Letzteres ist interessant, denn Zelbas Ton ist so beschwingt, dass das Ganze wie ein unbekümmerter Spaß wirkt. So fällt es einem beinahe nicht auf, dass das Szenario auch deprimierende Passagen streift. Ihre Mutter zum Beispiel ist so schwer krank, dass die Ärzte nur noch pessimistische Prognosen abgeben. Doch selbst das verdunkelt nicht den erzählerischen Horizont. Zelba überspielt die Momente der Betroffenheit nicht, will sich aber auch nicht in Schwermütigkeit verlieren, sondern lässt das Geschilderte stehen und wirken. Um danach einfach weiter zu erzählen, wie sie bei Ruderwettkämpfen ihre ersten »Ossis« trifft, ihnen mit Vorurteilen begegnet und sich über sie lustig macht. Nur um festzustellen, dass diese anderen Deutschen so anders auch wieder nicht sind, dass es zwischen Ost und West aber sehr wohl kulturelle Unterschiede gibt. Ein Schönes hat der Sport: Durch die Bildung einer gesamtdeutschen Mannschaft lernen sich die unterschiedlichen Parteien kennen und schätzen. Mit Höhen und Tiefen, aber immer begleitet von einer Erzählerin, die sehr gerne optimistisch voranschreitet.

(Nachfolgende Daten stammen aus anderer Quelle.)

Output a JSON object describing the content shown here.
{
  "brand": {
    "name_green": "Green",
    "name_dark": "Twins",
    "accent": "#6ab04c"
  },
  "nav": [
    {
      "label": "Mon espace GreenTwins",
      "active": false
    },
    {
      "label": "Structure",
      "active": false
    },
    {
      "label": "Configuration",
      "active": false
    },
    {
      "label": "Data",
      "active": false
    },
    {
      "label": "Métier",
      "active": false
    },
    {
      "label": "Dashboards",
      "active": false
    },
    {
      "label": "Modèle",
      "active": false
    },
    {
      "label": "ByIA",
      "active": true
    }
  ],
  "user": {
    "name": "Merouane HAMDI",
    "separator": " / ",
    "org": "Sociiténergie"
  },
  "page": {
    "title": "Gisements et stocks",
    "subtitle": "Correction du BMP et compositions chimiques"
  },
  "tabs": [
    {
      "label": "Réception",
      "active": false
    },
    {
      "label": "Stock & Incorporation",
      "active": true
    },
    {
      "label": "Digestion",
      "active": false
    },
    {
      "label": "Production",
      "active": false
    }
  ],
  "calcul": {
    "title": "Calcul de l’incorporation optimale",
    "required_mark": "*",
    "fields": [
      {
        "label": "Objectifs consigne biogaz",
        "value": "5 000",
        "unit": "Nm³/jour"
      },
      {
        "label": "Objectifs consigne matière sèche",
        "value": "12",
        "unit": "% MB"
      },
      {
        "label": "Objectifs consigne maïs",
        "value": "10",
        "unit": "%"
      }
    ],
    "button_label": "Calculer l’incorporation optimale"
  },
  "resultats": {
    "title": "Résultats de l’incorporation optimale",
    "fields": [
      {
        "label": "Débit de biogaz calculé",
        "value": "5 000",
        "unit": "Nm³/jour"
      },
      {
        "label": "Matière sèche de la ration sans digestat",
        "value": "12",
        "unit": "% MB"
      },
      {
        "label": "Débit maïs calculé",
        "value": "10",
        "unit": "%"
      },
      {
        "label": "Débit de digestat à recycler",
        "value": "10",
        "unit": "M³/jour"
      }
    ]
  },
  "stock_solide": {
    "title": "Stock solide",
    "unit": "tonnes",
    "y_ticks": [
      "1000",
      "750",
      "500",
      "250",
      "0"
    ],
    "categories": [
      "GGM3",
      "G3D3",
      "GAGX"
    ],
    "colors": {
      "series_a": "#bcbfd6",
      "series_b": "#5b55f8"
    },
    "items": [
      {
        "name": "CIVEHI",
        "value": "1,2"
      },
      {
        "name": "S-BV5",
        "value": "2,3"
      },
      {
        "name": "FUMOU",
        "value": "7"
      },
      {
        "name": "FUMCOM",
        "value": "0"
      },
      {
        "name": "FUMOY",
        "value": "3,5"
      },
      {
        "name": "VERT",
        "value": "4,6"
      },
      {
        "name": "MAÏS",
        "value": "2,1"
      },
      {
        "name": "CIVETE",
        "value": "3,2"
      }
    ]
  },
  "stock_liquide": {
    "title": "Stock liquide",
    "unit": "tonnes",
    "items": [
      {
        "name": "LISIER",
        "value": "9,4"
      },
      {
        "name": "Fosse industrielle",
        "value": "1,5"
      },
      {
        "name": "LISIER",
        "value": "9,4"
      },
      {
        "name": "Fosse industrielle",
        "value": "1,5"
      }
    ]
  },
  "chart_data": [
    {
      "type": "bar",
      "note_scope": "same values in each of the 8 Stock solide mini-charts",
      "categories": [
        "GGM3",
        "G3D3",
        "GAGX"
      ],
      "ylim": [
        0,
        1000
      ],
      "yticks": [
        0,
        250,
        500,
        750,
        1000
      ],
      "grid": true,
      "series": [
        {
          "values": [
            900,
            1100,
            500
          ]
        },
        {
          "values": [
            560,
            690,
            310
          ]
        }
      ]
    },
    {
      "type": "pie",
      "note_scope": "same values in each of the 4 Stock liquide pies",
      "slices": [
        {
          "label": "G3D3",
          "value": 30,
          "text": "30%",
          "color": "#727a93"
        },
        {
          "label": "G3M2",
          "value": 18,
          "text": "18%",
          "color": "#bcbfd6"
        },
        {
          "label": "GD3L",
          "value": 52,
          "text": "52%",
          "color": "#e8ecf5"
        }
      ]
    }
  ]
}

... was Zelba auf Doppelseiten wie diese packt.


Im selben Boot
ist ein Buch übers Erwachsenwerden, eine bewegende Jugenderinnerung und eine Aufforderung, Mauern zu überwinden, auch die im Kopf. Und eine Einladung zu erkennen, dass viele wortwörtlich im selben Boot sitzen. Die jüngere und die ältere Schwester, die sich in gewisser Weise ähneln, aber auch Männer und Frauen, die in ihren Gefühlswelten gar nicht so weit auseinanderliegen.